Interaction between curcumin and ultrafiltered casein micelles or whey protein, and characteristics of their complexes.

Abstract

This work evaluated the interaction between micellar casein (MC) or whey protein (WP) in ultrafiltration retentate with curcumin (Cur), as well as the physicochemical and functional properties of Cur-MC and Cur-WP complexes. The MC had a higher affinity for Cur than WP, shown by higher binding constants of Cur-MC at various temperatures. Thermodynamic analysis of the binding process indicated that the interaction between Cur and MC or WP was hydrophobic in nature.
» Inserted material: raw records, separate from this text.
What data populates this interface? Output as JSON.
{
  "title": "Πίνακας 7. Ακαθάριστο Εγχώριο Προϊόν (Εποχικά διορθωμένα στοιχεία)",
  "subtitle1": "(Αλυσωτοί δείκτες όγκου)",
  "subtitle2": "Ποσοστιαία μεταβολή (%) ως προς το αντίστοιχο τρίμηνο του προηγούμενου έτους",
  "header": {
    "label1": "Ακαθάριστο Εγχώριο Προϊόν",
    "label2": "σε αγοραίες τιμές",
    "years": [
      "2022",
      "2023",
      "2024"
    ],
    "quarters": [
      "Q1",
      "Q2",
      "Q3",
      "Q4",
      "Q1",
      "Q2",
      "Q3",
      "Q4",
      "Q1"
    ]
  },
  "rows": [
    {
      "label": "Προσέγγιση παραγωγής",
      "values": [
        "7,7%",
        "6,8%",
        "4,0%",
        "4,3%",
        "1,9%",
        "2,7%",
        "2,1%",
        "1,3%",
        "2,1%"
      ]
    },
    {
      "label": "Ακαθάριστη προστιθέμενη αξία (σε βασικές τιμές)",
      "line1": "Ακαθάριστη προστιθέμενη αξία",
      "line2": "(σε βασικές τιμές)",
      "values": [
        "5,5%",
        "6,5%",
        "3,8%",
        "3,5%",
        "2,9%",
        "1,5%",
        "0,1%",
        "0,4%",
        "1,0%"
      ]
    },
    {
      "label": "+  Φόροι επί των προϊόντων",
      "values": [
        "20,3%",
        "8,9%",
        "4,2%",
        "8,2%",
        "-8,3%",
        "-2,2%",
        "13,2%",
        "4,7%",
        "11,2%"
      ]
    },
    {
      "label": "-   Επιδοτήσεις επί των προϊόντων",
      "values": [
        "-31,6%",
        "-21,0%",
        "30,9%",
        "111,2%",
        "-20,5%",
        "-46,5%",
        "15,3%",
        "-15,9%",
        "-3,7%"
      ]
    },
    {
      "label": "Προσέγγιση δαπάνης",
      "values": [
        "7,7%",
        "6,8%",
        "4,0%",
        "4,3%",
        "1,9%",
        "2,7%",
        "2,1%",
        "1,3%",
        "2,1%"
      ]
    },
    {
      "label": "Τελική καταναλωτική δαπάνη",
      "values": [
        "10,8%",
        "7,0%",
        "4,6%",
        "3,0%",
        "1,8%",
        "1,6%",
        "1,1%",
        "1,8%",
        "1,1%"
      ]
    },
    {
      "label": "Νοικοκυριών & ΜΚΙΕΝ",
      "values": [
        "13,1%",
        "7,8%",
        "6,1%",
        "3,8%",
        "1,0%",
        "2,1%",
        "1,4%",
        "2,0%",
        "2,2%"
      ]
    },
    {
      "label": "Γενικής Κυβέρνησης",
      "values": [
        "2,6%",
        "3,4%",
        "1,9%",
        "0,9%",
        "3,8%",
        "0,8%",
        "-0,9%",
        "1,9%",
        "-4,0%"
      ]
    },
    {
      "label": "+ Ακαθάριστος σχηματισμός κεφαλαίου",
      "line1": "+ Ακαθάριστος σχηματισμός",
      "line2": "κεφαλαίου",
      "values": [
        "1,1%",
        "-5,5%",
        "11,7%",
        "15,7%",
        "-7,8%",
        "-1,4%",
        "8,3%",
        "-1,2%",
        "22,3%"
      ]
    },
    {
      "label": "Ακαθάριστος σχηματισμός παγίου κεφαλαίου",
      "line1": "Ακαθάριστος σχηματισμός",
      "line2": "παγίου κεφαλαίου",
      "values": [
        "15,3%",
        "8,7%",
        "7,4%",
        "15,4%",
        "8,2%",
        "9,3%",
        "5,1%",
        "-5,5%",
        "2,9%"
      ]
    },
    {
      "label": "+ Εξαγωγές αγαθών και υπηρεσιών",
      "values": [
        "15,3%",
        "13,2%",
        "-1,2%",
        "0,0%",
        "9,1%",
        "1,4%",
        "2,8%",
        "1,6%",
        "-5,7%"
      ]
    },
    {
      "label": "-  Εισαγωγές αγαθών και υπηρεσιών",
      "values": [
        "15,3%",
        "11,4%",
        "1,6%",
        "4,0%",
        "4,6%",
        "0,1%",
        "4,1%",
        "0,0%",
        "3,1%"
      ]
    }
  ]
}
Cur promoted the size and polydispersity index of MC and WP at 4mM but did not alter the morphology of spray-dried MC and WP. The Cur-MC complexes showed better aqueous solubility at pH 2-3 and 6-10 compared to free MC. Combination with MC or WP improved the 2,2'-azino-bis(3-ethylbenzothiazoline-6-sulfonate) radical scavenging activity of Cur. In addition, combination with MC and WP promoted cumulative release of Cur during simulated gastrointestinal digestion, especially for WP. Thus, MC and WP in retentates can be good alternative protein-based carriers for Cur delivery, whereas their complexes in powder form have good functional properties that could be used as active food ingredients in several food formulations. PRACTICAL APPLICATION: Microfiltration is a cheap and convenient approach that can be used to easily produce micellar casein (MC), with whey protein (WP) as one byproduct. In this study, we proved that MC and WP in retentates have strong interaction with curcumin (Cur), whereas their complexes have good functional properties. Thus, spray-dried MC-Cur or WP-Cur complexes could be used as active food ingredients in several food formulations.